After a spot of lunch, I accompanied Carl Brooker, Summer Warden, into the reed beds to set up the weekly moth trap. The forecast indicated a potentially good night for moths, and the number of species recorded here is impressive. Moth trapping is a highly enjoyable and addictive pastime, and during the course of the year Norfolk Wildlife Trust holds several Magical Moth events where members of the public can inspect the previous night’s catch. It really is a great introduction to the nocturnal inhabitants of this diverse area, and if you get a chance I would highly recommend taking a look.

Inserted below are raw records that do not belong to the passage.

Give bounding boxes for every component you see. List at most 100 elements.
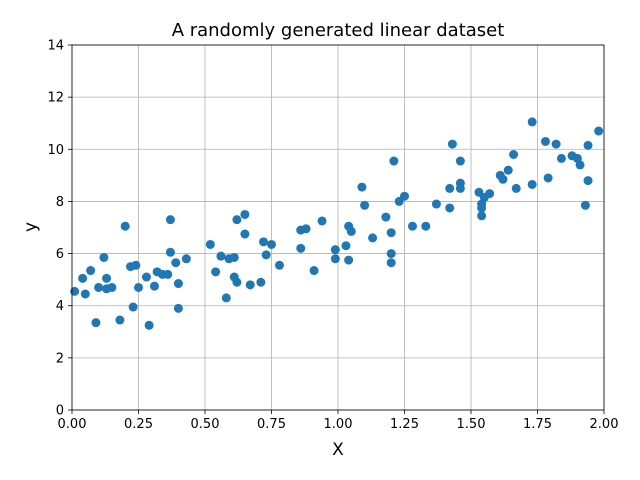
chart-title: A randomly generated linear dataset: [172, 20, 505, 41]
data-point: [173, 303, 183, 313]
data-point: [78, 273, 88, 283]
y-tick-label: 2: [56, 351, 64, 366]
x-tick-label: 0.75: [257, 417, 286, 432]
data-point: [575, 160, 585, 170]
y-axis-ticks: 0 2 4 6 8 10 12 14: [47, 39, 72, 419]
data-point: [240, 229, 250, 239]
data-point: [245, 280, 255, 290]
data-point: [400, 191, 409, 201]
data-point: [509, 150, 519, 159]
data-point: [165, 215, 175, 225]
data-points: [70, 117, 604, 330]
y-tick-label: 6: [56, 247, 64, 262]
data-point: [141, 272, 151, 282]
data-point: [594, 126, 604, 136]
data-point: [386, 228, 396, 238]
data-point: [381, 212, 391, 222]
data-point: [205, 239, 215, 249]
data-point: [259, 237, 269, 247]
data-point: [455, 156, 465, 166]
data-point: [556, 153, 566, 163]
data-point: [229, 252, 239, 262]
data-point: [120, 221, 130, 231]
data-point: [511, 183, 521, 193]
y-tick-label: 14: [47, 39, 64, 54]
x-tick-label: 0.25: [124, 417, 153, 432]
data-point: [94, 282, 104, 292]
data-point: [102, 273, 112, 283]
data-point: [386, 249, 396, 259]
x-tick-label: 1.00: [324, 417, 353, 432]
data-point: [330, 254, 340, 264]
data-point: [317, 216, 327, 226]
data-point: [165, 247, 175, 257]
data-point: [543, 173, 553, 183]
x-tick-label: 1.25: [390, 417, 419, 432]
x-axis-label: X: [332, 440, 344, 460]
data-point: [91, 318, 101, 328]
data-point: [221, 293, 231, 303]
data-point: [216, 251, 226, 261]
data-point: [144, 320, 154, 330]
data-point: [171, 258, 181, 268]
data-point: [447, 139, 457, 149]
x-tick-label: 0.50: [191, 417, 220, 432]
data-point: [261, 250, 271, 260]
y-tick-label: 10: [47, 143, 64, 158]
data-point: [421, 221, 431, 231]
x-tick-label: 0.00: [58, 417, 87, 432]
y-tick-label: 8: [56, 195, 64, 210]
data-point: [232, 215, 242, 225]
data-point: [211, 267, 221, 277]
data-point: [527, 117, 537, 127]
data-point: [360, 200, 370, 210]
y-tick-label: 0: [56, 404, 64, 419]
data-point: [80, 289, 90, 299]
data-point: [173, 279, 183, 289]
data-point: [386, 258, 396, 268]
data-point: [128, 302, 138, 312]
data-point: [134, 282, 143, 292]
data-point: [267, 239, 276, 249]
y-tick-label: 4: [56, 299, 64, 314]
data-point: [341, 241, 351, 251]
data-point: [131, 260, 141, 270]
x-tick-label: 1.75: [523, 417, 552, 432]
data-point: [274, 260, 284, 270]
data-point: [240, 209, 250, 219]
x-tick-label: 2.00: [590, 417, 619, 432]
data-point: [181, 254, 191, 264]
y-axis-label: y: [21, 222, 41, 232]
data-point: [455, 183, 465, 193]
data-point: [344, 255, 354, 265]
data-point: [431, 199, 441, 209]
data-point: [445, 183, 455, 193]
x-axis-ticks: 0.00 0.25 0.50 0.75 1.00 1.25 1.50 1.75 2.00: [58, 410, 619, 432]
data-point: [149, 281, 159, 291]
data-point: [256, 277, 266, 287]
data-point: [540, 136, 550, 146]
data-point: [86, 266, 96, 276]
data-point: [503, 165, 513, 175]
data-point: [107, 282, 117, 292]
data-point: [477, 211, 487, 221]
data-point: [163, 269, 173, 279]
data-point: [70, 286, 80, 296]
x-tick-label: 1.50: [457, 417, 486, 432]
data-point: [330, 245, 340, 255]
data-point: [357, 182, 367, 192]
data-point: [498, 174, 508, 184]
data-point: [296, 243, 306, 253]
y-tick-label: 12: [47, 91, 64, 106]
data-point: [527, 179, 537, 189]
data-point: [368, 233, 378, 243]
data-point: [445, 203, 455, 213]
data-point: [115, 315, 125, 325]
data-point: [580, 200, 590, 210]
data-point: [309, 266, 319, 276]
data-point: [551, 139, 561, 149]
data-point: [346, 226, 356, 236]
data-point: [583, 140, 593, 150]
data-point: [407, 221, 417, 231]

Although the wildlife is constantly changing here on these coastal flatlands, one ever-present factor is the wind. Today a chill easterly breeze took the edge off the temperatures and forced more than one otherwise eager visitor to close the viewing hatch and retire to the Visitor Centre to imbibe well-earned coffee and cake. But, of course an easterly airflow at this time of year could well result in the appearance of stray continental or Scandinavian migrants; the old adage ‘the worse the weather, the better the birds’ could be put to the test over the next few days. In fact when I got home I noticed reports of red-footed falcons, black storks, a black kite and various other goodies in and around Norfolk, so Cley Marshes or Holme could well boast yet more really good birds over the coming few days. What better excuse than to get out and spend some time there over the Bank Holiday weekend.